Epic Games Inc.’s video game Fortnite was the least popular of the 11 franchises polled, making it the least likely to have crossover appeal. The game had the most overlap with fans of the video game and anime program Pokémon, with roughly one-third (32 percent) of Pokémon fans describing themselves as Fortnite fans. 

However, most fans of Fortnite were likely to overlap with other fandoms: 88 percent of Fortnite fans said they were also Marvel fans and 86 percent of Fortnite fans said they were also DC fans. 
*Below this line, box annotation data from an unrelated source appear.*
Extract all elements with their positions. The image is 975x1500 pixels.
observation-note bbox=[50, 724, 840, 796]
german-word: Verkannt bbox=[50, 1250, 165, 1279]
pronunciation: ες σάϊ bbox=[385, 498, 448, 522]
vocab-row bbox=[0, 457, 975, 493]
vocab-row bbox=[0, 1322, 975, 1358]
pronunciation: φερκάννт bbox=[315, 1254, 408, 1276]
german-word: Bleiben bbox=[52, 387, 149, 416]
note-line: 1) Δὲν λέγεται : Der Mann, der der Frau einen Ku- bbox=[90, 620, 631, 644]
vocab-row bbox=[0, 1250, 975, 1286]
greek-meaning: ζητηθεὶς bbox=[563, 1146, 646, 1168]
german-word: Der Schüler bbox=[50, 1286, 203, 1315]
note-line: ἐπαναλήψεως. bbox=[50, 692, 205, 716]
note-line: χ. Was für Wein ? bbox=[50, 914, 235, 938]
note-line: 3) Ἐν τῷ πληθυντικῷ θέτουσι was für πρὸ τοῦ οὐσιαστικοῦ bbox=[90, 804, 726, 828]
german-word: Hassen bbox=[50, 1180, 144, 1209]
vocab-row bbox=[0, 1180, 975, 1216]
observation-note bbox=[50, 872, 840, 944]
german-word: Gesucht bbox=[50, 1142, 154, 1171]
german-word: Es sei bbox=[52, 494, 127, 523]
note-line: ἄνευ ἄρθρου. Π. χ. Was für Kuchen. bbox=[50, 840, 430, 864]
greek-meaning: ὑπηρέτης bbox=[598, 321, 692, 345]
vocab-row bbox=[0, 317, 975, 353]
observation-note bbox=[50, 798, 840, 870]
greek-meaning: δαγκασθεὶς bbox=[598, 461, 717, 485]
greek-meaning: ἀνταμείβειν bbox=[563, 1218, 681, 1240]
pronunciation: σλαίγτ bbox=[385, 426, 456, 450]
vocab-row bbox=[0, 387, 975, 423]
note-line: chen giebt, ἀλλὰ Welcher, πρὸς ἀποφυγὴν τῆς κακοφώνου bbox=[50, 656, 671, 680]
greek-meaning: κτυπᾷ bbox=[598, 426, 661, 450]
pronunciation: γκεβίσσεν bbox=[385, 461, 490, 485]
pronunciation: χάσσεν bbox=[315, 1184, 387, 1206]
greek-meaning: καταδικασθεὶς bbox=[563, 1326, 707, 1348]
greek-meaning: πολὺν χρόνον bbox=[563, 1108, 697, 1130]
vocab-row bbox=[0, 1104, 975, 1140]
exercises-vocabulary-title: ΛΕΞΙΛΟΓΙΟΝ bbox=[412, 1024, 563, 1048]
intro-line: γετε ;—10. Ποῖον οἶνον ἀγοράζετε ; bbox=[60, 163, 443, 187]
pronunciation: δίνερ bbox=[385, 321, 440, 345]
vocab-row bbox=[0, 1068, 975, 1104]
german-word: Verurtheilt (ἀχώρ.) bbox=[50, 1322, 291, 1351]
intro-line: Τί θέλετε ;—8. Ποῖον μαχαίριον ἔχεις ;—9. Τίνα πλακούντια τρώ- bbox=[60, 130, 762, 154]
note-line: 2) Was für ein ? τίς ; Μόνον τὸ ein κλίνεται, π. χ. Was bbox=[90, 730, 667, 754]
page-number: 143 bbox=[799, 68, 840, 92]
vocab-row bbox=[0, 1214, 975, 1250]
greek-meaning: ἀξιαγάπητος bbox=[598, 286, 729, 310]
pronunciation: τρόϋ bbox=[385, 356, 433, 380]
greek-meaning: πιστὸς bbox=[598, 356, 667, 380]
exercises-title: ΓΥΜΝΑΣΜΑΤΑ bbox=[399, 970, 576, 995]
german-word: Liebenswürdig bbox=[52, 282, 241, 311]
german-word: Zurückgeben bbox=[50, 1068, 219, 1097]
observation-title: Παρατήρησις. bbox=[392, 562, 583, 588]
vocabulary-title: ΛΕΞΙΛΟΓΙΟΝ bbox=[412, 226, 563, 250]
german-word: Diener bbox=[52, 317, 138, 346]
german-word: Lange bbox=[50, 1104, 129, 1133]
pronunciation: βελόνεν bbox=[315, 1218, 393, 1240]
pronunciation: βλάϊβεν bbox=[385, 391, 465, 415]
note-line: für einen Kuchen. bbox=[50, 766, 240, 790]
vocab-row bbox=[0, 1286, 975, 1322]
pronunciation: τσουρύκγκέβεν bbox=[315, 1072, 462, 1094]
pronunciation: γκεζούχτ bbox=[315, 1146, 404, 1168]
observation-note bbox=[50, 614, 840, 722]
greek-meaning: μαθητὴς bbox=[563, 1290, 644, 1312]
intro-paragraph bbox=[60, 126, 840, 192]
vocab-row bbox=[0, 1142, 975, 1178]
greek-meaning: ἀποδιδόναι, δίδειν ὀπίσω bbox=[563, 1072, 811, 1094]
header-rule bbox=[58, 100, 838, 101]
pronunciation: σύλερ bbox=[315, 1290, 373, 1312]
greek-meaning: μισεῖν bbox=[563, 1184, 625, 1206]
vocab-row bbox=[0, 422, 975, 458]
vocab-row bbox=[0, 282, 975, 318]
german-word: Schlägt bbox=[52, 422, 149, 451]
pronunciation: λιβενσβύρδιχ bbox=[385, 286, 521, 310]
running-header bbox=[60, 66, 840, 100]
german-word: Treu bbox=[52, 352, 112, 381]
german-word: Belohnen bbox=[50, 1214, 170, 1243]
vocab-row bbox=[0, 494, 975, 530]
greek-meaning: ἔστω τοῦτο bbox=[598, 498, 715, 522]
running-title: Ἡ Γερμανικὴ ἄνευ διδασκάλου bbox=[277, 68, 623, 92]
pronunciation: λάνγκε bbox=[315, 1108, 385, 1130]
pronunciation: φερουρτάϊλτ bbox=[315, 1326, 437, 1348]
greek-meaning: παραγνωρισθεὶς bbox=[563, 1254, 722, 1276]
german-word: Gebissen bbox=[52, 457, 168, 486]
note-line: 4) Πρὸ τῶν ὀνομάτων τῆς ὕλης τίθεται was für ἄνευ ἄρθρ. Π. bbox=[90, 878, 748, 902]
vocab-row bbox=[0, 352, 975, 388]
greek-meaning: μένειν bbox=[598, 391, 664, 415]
In April, to coincide with the release of “Avengers: Endgame,” Fortnite introduced a limited-time collaboration with Marvel, featuring characters such as Thanos and Avengers-related items like Captain America’s shield in the game. The video game has also featured crossovers with “John Wick” and “Stranger Things” and will soon launch a collaboration with Netflix Inc.’s upcoming “Dark Crystal” series. (Epic Games declined to discuss its partnerships and plans for future tie-ins.)

Del Vecchio said that the video game’s reach across fandoms may grow as its audience gets older. Roughly 63 percent of Fortnite’s players are between the ages of 18 and 24, according to April 2018 data from Verto Analytics. 

“It could be that if they continue to play Fortnite as they age up, then you’ll start to see a greater overlap” with other franchises, he said.